Offensive coordinator Paul Petrino said Williams has been solid all season.

"I think when people who know football watch D. J. Williams play, they know what kind of player he's become. He's become a much better player. He's become a very good blocker.

"Our tight ends blocked well today, but so did our wide receivers. We were good on the edge today."

Quarterback Ryan Mallett gets some of the credit.

"We had some good checks today," Paul Petrino said. "They were giving us some hitches, some underneath things and Ryan did a nice job of taking them. We know they do some things in their defense that you have to take underneath, but then they will walk up into press. When they did that, Ryan checked out of some runs and took that, some matchups with Greg Childs and Cobi Hamilton."

Williams didn't rate this game as any better than his performance against A&M when he had zero catches.

"I thought the last one was pretty good," he said. "But I have to admit that I've been sitting in the locker rooms at time wondering when my number would come up. I've thought that.

"I do know that in this offense there are times that you are going to be a blocker and when you are going to be in matchups. I think it was a case today where they didn't cover me and that's why I had more catches.
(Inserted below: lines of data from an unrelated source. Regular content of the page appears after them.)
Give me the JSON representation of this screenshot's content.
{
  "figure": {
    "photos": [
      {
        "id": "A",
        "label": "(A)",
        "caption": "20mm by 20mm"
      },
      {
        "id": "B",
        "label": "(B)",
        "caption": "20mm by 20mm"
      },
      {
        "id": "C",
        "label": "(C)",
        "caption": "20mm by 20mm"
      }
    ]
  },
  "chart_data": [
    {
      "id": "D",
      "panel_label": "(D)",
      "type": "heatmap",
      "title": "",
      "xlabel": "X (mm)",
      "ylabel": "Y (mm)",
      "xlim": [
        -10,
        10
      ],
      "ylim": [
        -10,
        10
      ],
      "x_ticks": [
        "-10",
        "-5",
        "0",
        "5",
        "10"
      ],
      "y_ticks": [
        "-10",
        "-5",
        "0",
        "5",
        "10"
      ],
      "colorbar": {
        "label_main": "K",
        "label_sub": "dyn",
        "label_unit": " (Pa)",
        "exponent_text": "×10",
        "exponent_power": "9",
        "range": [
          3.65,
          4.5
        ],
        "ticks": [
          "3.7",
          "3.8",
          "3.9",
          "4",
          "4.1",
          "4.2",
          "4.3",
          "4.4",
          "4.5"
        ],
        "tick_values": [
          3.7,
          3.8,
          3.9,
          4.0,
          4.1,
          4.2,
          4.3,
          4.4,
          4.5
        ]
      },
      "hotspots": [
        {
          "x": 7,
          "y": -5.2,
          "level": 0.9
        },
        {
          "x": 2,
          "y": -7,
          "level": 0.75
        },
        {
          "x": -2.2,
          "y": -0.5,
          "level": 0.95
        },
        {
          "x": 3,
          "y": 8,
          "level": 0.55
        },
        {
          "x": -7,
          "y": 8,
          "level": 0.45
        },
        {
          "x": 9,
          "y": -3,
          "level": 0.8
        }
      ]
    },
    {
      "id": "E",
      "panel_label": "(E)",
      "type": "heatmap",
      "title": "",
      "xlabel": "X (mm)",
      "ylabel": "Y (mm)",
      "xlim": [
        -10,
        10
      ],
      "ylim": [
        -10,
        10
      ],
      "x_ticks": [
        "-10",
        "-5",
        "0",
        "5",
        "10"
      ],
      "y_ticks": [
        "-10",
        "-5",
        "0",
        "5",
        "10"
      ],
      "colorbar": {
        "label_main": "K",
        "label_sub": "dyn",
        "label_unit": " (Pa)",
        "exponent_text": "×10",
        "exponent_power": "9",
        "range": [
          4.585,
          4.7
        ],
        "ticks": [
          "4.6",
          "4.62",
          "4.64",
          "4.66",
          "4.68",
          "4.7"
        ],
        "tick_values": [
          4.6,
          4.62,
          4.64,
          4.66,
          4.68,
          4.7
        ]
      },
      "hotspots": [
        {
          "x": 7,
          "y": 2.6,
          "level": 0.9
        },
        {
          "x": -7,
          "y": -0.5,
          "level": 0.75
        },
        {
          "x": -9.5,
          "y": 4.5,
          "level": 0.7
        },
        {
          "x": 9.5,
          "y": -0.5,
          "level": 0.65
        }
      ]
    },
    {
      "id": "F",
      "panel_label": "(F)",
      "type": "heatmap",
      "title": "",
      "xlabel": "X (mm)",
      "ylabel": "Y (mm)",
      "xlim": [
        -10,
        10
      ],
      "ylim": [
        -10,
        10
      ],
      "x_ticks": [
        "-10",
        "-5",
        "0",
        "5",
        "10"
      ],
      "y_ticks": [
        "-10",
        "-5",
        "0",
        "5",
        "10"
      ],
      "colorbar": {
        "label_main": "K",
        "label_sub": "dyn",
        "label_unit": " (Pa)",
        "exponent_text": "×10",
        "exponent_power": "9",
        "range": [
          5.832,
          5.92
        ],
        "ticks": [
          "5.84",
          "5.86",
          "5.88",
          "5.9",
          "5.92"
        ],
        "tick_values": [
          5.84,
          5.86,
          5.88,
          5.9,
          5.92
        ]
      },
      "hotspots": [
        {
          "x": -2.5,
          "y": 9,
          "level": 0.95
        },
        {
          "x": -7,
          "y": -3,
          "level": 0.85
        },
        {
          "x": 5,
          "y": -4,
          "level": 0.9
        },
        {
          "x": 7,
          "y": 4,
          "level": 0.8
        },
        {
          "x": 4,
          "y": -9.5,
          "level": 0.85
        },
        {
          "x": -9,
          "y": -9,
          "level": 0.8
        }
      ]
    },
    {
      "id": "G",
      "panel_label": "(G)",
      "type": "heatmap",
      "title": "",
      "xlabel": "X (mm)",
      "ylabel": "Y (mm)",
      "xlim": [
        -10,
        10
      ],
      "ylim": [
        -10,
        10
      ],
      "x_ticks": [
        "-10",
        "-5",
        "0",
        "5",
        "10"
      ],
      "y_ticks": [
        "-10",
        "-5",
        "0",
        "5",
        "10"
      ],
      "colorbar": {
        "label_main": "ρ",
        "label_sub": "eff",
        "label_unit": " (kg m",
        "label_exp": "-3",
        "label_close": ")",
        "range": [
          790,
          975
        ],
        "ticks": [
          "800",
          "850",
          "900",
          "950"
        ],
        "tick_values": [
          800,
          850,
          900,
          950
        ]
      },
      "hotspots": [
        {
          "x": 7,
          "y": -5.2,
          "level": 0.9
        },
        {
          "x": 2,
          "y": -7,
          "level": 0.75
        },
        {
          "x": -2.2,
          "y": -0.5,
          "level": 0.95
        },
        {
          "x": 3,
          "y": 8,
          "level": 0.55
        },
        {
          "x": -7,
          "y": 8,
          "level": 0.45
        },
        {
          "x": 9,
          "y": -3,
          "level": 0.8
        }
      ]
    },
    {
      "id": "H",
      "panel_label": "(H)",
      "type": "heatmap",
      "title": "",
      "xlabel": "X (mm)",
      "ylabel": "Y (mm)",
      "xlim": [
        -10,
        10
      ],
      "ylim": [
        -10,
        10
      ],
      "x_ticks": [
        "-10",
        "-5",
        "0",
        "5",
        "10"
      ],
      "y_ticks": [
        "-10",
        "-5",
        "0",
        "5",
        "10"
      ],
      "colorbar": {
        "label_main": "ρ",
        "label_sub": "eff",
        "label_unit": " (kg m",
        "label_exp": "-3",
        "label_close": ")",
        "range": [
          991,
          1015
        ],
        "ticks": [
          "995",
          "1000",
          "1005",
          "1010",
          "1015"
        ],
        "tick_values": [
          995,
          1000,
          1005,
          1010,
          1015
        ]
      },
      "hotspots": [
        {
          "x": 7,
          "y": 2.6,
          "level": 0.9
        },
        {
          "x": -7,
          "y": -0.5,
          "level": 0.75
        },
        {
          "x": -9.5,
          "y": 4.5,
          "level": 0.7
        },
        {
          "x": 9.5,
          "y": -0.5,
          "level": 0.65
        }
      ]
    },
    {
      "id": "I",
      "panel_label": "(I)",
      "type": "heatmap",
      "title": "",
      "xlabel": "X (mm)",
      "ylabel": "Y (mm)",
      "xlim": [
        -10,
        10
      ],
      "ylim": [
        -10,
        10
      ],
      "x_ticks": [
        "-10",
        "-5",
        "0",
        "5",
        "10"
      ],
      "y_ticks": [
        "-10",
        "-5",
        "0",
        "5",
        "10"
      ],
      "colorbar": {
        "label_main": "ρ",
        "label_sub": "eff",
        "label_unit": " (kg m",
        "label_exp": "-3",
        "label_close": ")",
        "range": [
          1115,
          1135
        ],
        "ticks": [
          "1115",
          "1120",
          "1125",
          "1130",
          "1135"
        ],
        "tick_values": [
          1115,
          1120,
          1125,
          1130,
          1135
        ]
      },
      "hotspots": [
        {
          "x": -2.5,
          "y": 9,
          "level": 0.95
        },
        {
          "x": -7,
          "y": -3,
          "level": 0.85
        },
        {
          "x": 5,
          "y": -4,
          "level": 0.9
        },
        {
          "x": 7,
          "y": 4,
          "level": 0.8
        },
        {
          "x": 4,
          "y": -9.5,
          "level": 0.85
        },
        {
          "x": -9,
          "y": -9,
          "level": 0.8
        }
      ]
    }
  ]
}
"I have to admit it's nice to get some catches. I think the defense forgot about me today. I understand that we have talent on this offense. If you try to stop one thing, we can do something else."

Did the Hogs get juiced because of all the publicity the Auburn offense received this week?

"We were aware of it," defensive end Jake Bequette said. "We knew the defensive line had to step up. The last two weeks, we rushed four and dropped seven. If you can get pressure doing that, it's going to help your defense. Auburn got a lot of pub, a lot of hype. We knew we had to respond to that."

And, a lot of it had to do with Malzahn.

"We faced him last year with Tulsa and found a way to stop him then," Bequette said. "He has more weapons now that he's at Auburn, but no matter what offensive scheme a team runs, if you come out and hit them hard in the mouth, they can be stopped."

Defensive tackle Malcolm Sheppard said, "We knew about Coach Malzahn and his offense. We respect it. But if you are a competitor, you don't shy away. What this game does for us, it builds our confidence. If we can play like this today against their offense, we should never shy away or fear anything. We stepped up to the hype."

The Hogs heard the hype -- and the radio interview former Auburn coach Tommy Tuberville did in midweek picking the Tigers by three touchdowns.

"He's an Auburn guy," Mallett said. "But it went the other way — we won by three touchdowns. Sorry, coach Tub."

Tuberville probably didn't figure on the Arkansas defense playing so well.

"We are getting better," Robinson said. "We got Dede Jones in at tackle, starting this week. He's helping us. He makes us better.

"Andru Stewart is playing better at cornerback. Elton Ford and Jerico Nelson are tackling better. We are flying to the ball better each week. We are getting more hats there and that has helped our tackling.

"It's a matter of trusting each other and playing more together. When there's a trust in the guy beside you, knowing he's doing his job, things start happening better.

"There are still some times we don't do all things right. We had a long run in the third quarter where we had the three points covered on that play, and don't get him down. That's frustrating, but it's happening less and less."

Is it just a matter of the defense still being a work in progress?

"Not so much that," Robinson said. "Not a work in progress. Just a matter of keep making improvement. We've got some guys out there that have now been there for a few games. We are just getting better."